Key are used to store information about which trial is a target trial and which one is a non-target (or impostor) trial. tar(i,j) is true if the test between model i and segment j is target. non(i,j) is true if the test between model i and segment j is non-target.

Attribute

Type

modelset

ndarray of strings

segset

ndarray of strings

tar

matrix of boolean

non

matrix of boolean

Example

We create a Key object that corresponds to the previously created Ndx.

import numpy
import sidekit

key = sidekit.Key()
key.modelset = ndx.modelset
key.segset = ndx.segset
key.tar = numpy.zeros((2,3), dtype='bool')
key.tar[0, 0] = True
key.tar[1:, 1:] = True
key.non = numpy.zeros((2,3), dtype='bool')
key.non[0, 1:] = True
key.non[1, 0] = True

key.validate()

Scores

Description

Scores include information about trials, including the lists of unique models and segments as well as the score output by the system. This class duplicate information contained in an Ndx in order not to depend on any Ndx object.
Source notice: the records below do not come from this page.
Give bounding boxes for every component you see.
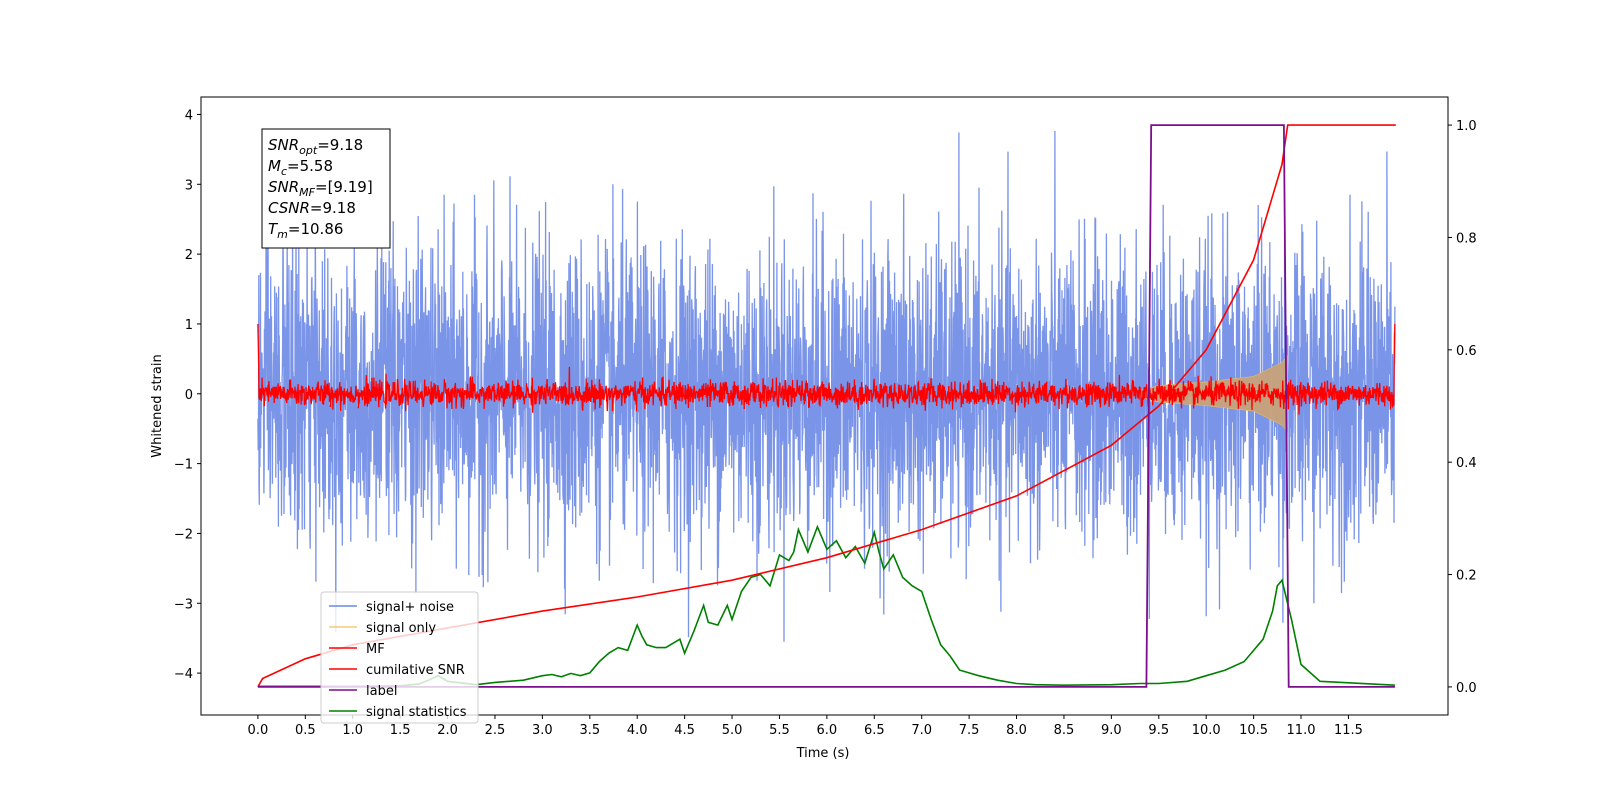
x-tick-label: 4.5	[674, 723, 695, 738]
x-tick-label: 4.0	[627, 723, 648, 738]
y-tick-label: −3	[174, 597, 193, 612]
legend-label: label	[366, 684, 397, 699]
x-tick-label: 6.0	[817, 723, 838, 738]
y2-tick-label: 0.2	[1456, 569, 1477, 584]
series-signal-only	[1139, 354, 1288, 433]
y-tick-label: 1	[185, 318, 193, 333]
y-tick-label: −2	[174, 527, 193, 542]
info-line: Mc=5.58	[268, 157, 333, 178]
series-label	[257, 124, 1395, 688]
x-tick-label: 10.5	[1239, 723, 1268, 738]
x-tick-label: 7.5	[959, 723, 980, 738]
info-box-frame	[261, 128, 391, 249]
y2-tick-label: 0.4	[1456, 456, 1477, 471]
x-tick-label: 10.0	[1192, 723, 1221, 738]
x-tick-label: 0.5	[295, 723, 316, 738]
legend-label: signal+ noise	[366, 600, 454, 615]
x-tick-label: 11.5	[1334, 723, 1363, 738]
legend-label: MF	[366, 642, 385, 657]
x-tick-label: 6.5	[864, 723, 885, 738]
y2-tick-label: 0.0	[1456, 681, 1477, 696]
x-tick-label: 9.0	[1101, 723, 1122, 738]
x-tick-label: 3.5	[579, 723, 600, 738]
x-tick-label: 1.0	[342, 723, 363, 738]
legend: signal+ noise signal only MF cumilative SNR…	[320, 591, 479, 724]
x-tick-label: 11.0	[1287, 723, 1316, 738]
x-tick-label: 0.0	[248, 723, 269, 738]
x-tick-label: 3.0	[532, 723, 553, 738]
y2-tick-label: 0.6	[1456, 344, 1477, 359]
y2-tick-label: 1.0	[1456, 119, 1477, 134]
legend-label: signal statistics	[366, 705, 467, 720]
series-signal-noise	[257, 130, 1396, 642]
x-tick-label: 5.5	[769, 723, 790, 738]
y2-tick-label: 0.8	[1456, 231, 1477, 246]
x-tick-label: 7.0	[911, 723, 932, 738]
legend-frame	[320, 591, 479, 724]
x-tick-label: 8.5	[1054, 723, 1075, 738]
x-tick-label: 2.5	[485, 723, 506, 738]
info-line: Tm=10.86	[268, 220, 343, 241]
info-line: SNRopt=9.18	[268, 136, 363, 157]
y-tick-label: 3	[185, 178, 193, 193]
legend-items: signal+ noise signal only MF cumilative SNR…	[329, 600, 467, 720]
series-signal-statistics	[257, 524, 1395, 688]
x-axis: 0.0 0.5 1.0 1.5 2.0 2.5 3.0 3.5 4.0 4.5 5.0 5.5 6.0 6…	[248, 715, 1363, 738]
y-axis-title: Whitened strain	[150, 354, 165, 457]
y-axis-right: 1.0 0.8 0.6 0.4 0.2 0.0	[1448, 119, 1477, 696]
x-tick-label: 1.5	[390, 723, 411, 738]
y-tick-label: 0	[185, 388, 193, 403]
x-tick-label: 9.5	[1148, 723, 1169, 738]
info-line: SNRMF=[9.19]	[268, 178, 373, 199]
x-tick-label: 5.0	[722, 723, 743, 738]
x-tick-label: 8.0	[1006, 723, 1027, 738]
y-tick-label: −4	[174, 667, 193, 682]
legend-label: signal only	[366, 621, 436, 636]
info-line: CSNR=9.18	[268, 199, 356, 217]
x-axis-title: Time (s)	[796, 746, 850, 761]
y-tick-label: 4	[185, 108, 193, 123]
plot-frame	[200, 96, 1449, 716]
y-tick-label: 2	[185, 248, 193, 263]
legend-label: cumilative SNR	[366, 663, 465, 678]
y-axis-left: 4 3 2 1 0 −1 −2 −3 −4	[174, 108, 201, 682]
x-tick-label: 2.0	[437, 723, 458, 738]
series-mf	[257, 323, 1396, 415]
y-tick-label: −1	[174, 458, 193, 473]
This class has four fields:

Attribute

Type

modelset

ndarray of strings

segset

ndarray of strings

scoremask

matrix of boolean

scoremat

matrix of float (scores)

StatServer

Description

StatServer are used to store and process statistics.

This class has six attributes:

  • a list of models (or class ID)

  • a list of segment IDs (also called shows or sessions)

  • a vector of start time (one for each segment)

  • a vector of stop time (one for each segment)

  • zero-order statistics

  • first-order statistics.

Note

that in SIDEKIT as an abuse of language, i-vectors and super-vectors are referred to as first order statistics.

When Statserver are used to store i-vectors or super-vectors as StatServer.stat1, StatServer.stat0 contains the number of segments (also called sessions or shows) which have been used to estimate the i-vector or super-vector. An advantage of this abuse of language is that a single Factor Analysis implementation can be used to train Joint Factor Analysis (JFA), Total Variability or Probabilistic Linear Discriminant Analysis (PLDA).

Attribute

Type

modelset

ndarray of strings

segset

ndarray of strings

start

ndarray of floats

stop

ndarray of floats

stat0

2D-ndarray of floats

stat1

2D-ndarray of floats

Note

The size of modelset, segset, start, stop, as well as the first dimension of stat0 and stat1 must be equal. The second dimension of stat1 must be a multiple of the second dimension of stat0 (usually, stat0.shape[1] is the number of distributions of a GMM and stat1.shape[1] is the number of distributions times the dimension of the acoustic features).

Note

StatServer are often instantiated using an IdMap.

Example

Using the previously defined IdMap, a FeaturesServer (see FeaturesServer for more details) and a Mixture the following code initialize a StatServer and accumulates sufficient statistics.

The new StatServer verify:

stat_server.modelset == idmap.leftids
stat_server.segset == idmap.rightids

And statstics are coherent with the size of the GMM.